Ada ApaTravel Warning AS Dan Australia?

  • 25 Januari 2015
  • 00:00 WITA
  • Nasional
  • Dibaca: 5827 Pengunjung

Opini, suaradewata.com – Paska beredarnya video ancaman kelompok ISIS kepada pemerintah Indonesia dan tragedy jatuhnya Pesawat Air Asia QZ 8501, Kedubes Amerika Serikat tiba-tiba mengeluarkan “travel warning” (peringatan perjalanan) bagi warga negaranya yang ingin berpergian ke Indonesia, khususnya ke Surabaya, JawaTimur. Ada konspirasi apakah dibalik munculnya kebijakan travel warning yang dikeluarkan AS itu?

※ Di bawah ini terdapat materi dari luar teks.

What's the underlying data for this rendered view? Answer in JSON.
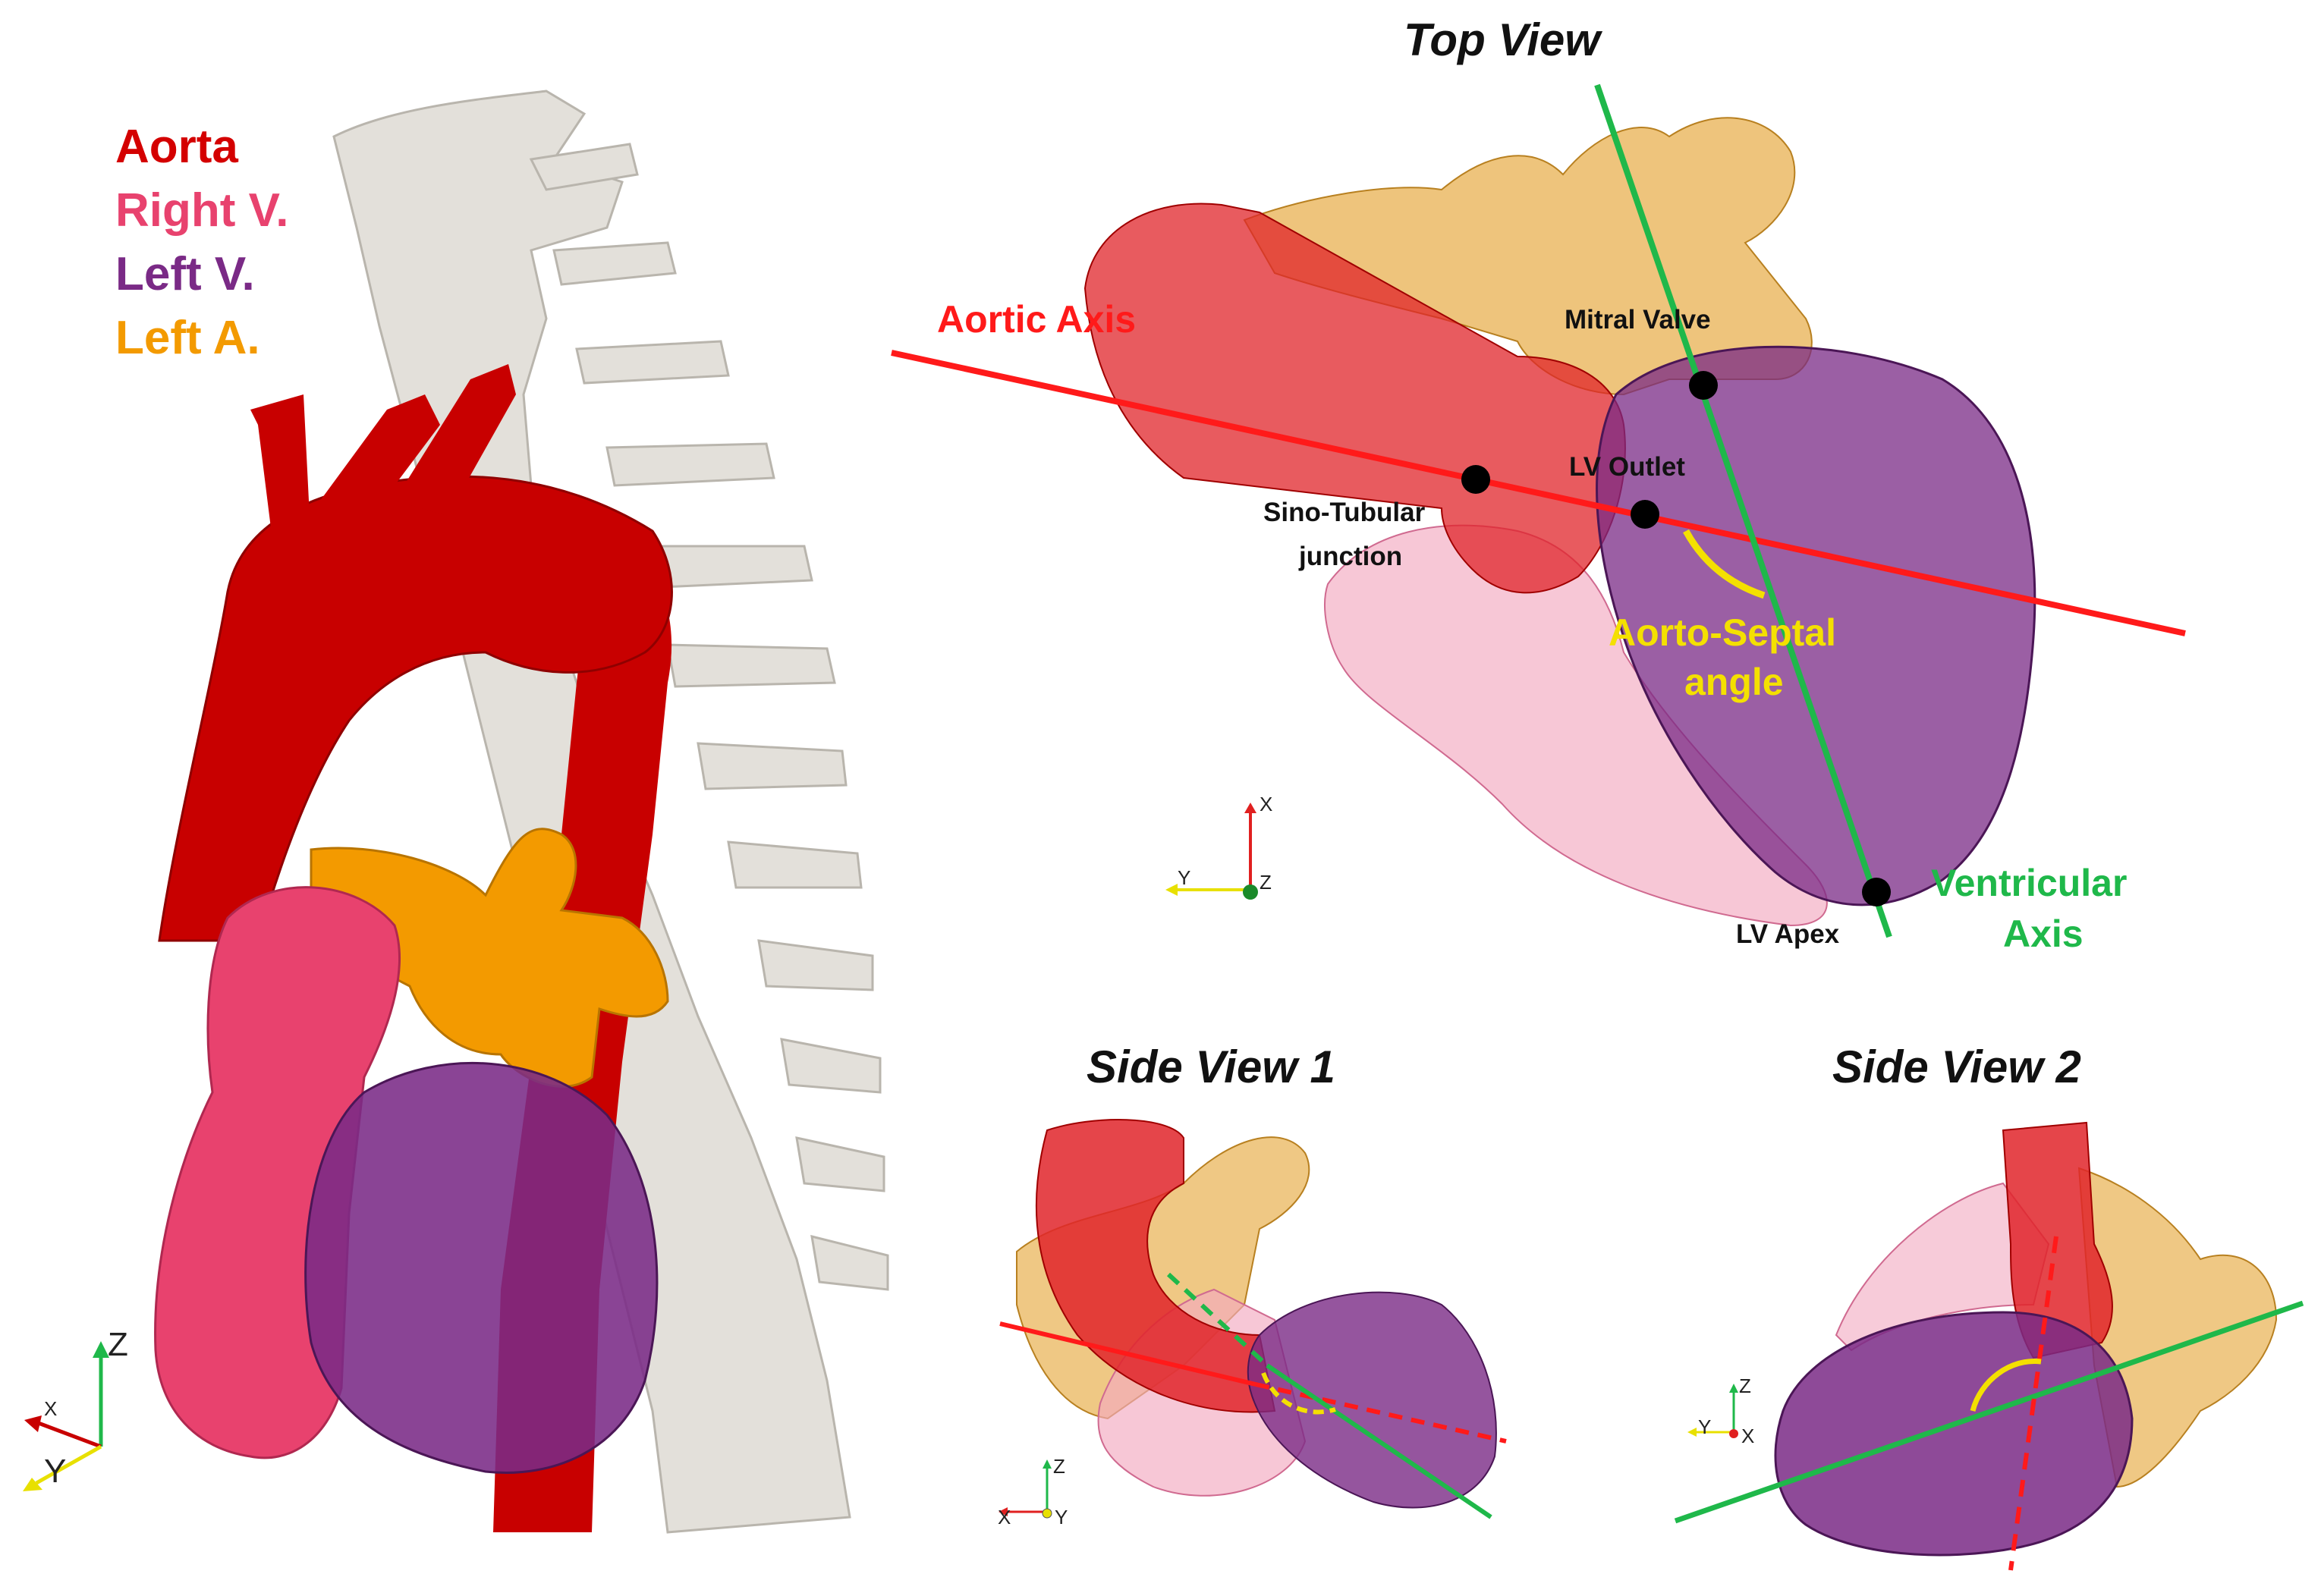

Situs resmi Kedubes AS pada 03 Januari 2015, mengeluarkan “travel warning” (peringatan perjalanan) bagi warga negara AS yang ingin melakukan perjalanan ke Indonesia, khususnya ke Kota Surabaya, JawaTimur. Menanggapi isu tersebut, aparat keamanan kemudian mengamankan semua fasilitas objek vital gedung perhotelan, dan investasi property pusat perbelanjaan milik pengusaha AS di JawaTimur, seperti Hotel JW Marriott, Sheraton, Shangri-La, McDonalds, Kentucky Fried Chicken, pusat perbelanjaan dan tempat hiburan lainnya.

Pertanyaannya, apakah isu travel warning Kedubes AS itu dikaitkan dengan beredarnya video ancaman kelompok ISIS (Islamic State of Iraq and Syria) kepada pemerintah Indonesia, dan tragedy jatuhnya Pesawat Air Asia QZ 8501, apa korelasinya?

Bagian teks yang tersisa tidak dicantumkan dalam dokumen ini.